Rozdział 2

1.1K 113 194
                                    

Mężczyzna wysiadł z taksówki i spojrzał się przed siebie. W jego oczy rzucił się ogromny neon pobliskiego baru „Deepest Desires".

Uśmiechnął się pod nosem i poprawił swój plecak. Czuł w sobie lekki strach. W głowie cały czas miał obraz swojej dziewczyny, trzymającej drobne dłonie na jego policzkach. Uniósł lekko kąciki ust na to wspomnienie i westchnął cicho.

Wiedział, że mógł jej już nigdy nie zobaczyć.

Wszedł do środka i rozejrzał się. Dookoła było pełno nieznanych mu ludzi. Większość siedziała przy stolikach i głośno rozmawiała. Starał się jednak nie przyglądać im zbyt długo, aby nie wzbudzać podejrzeń. Co jeśli ktoś by go jednak rozpoznał?

Podszedł do baru i usiadł na pobliskim krzesełku. Czuł lekki niepokój. Jednak kto nie czułby się dziwnie wiedząc, że zaraz będzie starał się dostać do siedziby najniebezpieczniejszego człowieka w Ameryce. Może i nawet na świecie.

Podszedł do niego umięśniony i łysy mężczyzna. Nie wyglądał na barmana, jednak fartuch zawiązany w pasie zdradzał jego posadę w tym zapyziałym miejscu.

— Co podać? — bardziej warknął niż zapytał.

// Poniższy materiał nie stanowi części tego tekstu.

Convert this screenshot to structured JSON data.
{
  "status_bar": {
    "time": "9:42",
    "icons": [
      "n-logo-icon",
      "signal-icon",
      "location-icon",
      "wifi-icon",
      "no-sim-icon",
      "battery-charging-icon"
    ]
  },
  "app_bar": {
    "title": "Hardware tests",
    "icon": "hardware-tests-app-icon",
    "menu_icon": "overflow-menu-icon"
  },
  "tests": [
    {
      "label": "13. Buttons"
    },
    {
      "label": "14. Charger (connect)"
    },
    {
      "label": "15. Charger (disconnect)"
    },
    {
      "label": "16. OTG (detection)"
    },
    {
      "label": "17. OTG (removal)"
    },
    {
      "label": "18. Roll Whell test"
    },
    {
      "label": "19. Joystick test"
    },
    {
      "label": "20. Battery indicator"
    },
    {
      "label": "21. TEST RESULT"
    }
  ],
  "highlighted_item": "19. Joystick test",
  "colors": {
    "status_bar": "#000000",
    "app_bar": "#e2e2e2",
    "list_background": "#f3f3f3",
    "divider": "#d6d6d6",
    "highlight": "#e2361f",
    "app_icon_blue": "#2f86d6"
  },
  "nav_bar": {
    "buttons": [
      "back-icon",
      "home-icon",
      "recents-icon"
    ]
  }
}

— Obaj dobrze wiemy co. — brunet nachylił się nad blatem — Ghost. — szepnął wprost do ucha mężczyzny, którym lekko wstrząsnęło na wspomnienie osoby, którą tak nazywano. Boże czuł się jak w cholernym filmie akcji.

— Czego chcesz? — wysyczał

— Gdzie on jest? — wyprostował się na krześle i zacisnął pięść

— Uwierz mi. Tylko on sam wie gdzie jest. Skoro pytasz się o niego, zdajesz sobie sprawę z kim masz do czynienia. — zaśmiał się przecierając blat jakąś brudną szmatą. Harry skrzywił się i spojrzał mężczyźnie w oczy.

— Chcę z nim współpracować.

— Oj dzieciaku. Nie wiesz na co się piszesz. — stwierdził — Albo zamawiasz albo się stąd wynosisz słodki. — poklepał go po policzku i posłał ironiczny uśmiech

Patrzył jak facet odchodzi i głośno westchnął. Okazało się to trudniejsze, niż wydawało mu się na początku. Wpatrywał się chwile przed siebie i uderzał palcami o blat baru. Wiedział, że nic już nie wskóra. Podniósł się z miejsca i wyszedł na zewnątrz. Poczuł różnice między zatęchłym powietrzem w budynku, a tym poza nim. Wypuścił głośno powietrze z ust i skierował się w kompletnie inną stronę. Miał jeszcze jeden plan, który wręcz musiał zadziałać.

Zamierzał się im podłożyć.

Ruszył w stronę ciemnych uliczek. Założył drugie ramie plecaka i szybszym krokiem skierował się tam, gdzie wszystko miało się zacząć. Wszedł głębiej rozglądając się we wszystkie strony. Na betonie leżało porozbijane szkło oraz zwłoki przerośniętych myszy czy szczurów. Co kawałek natrafiał na osoby bezdomne, które siedziały i mruczały coś pod nosem. Jeden nawet złapał bruneta za rękę i prosił go, aby nie szedł dalej. Harry jednak nie dawał za wygraną. Wyszarpał nadgarstek z uścisku nieznajomego faceta i poszedł przed siebie, nie przejmując się tym co zaraz miało to spotkać.

Wtem, zauważył trzech mężczyzn mierzących z broni do osoby, która stała do nich tyłem i miała uniesione w górę ręce.

Styles schował się za pobliską ścianą i przyglądał się całej sytuacji. Wiedział jednak, że zaraz będzie musiał dać o sobie znać. Jakoś musi dostać się do ich siedziby. Miał jednak nadzieję, że nie zabiją go tak samo szybko jak odda się w ich ręce. Chciał doprowadzić tę sprawę do końca.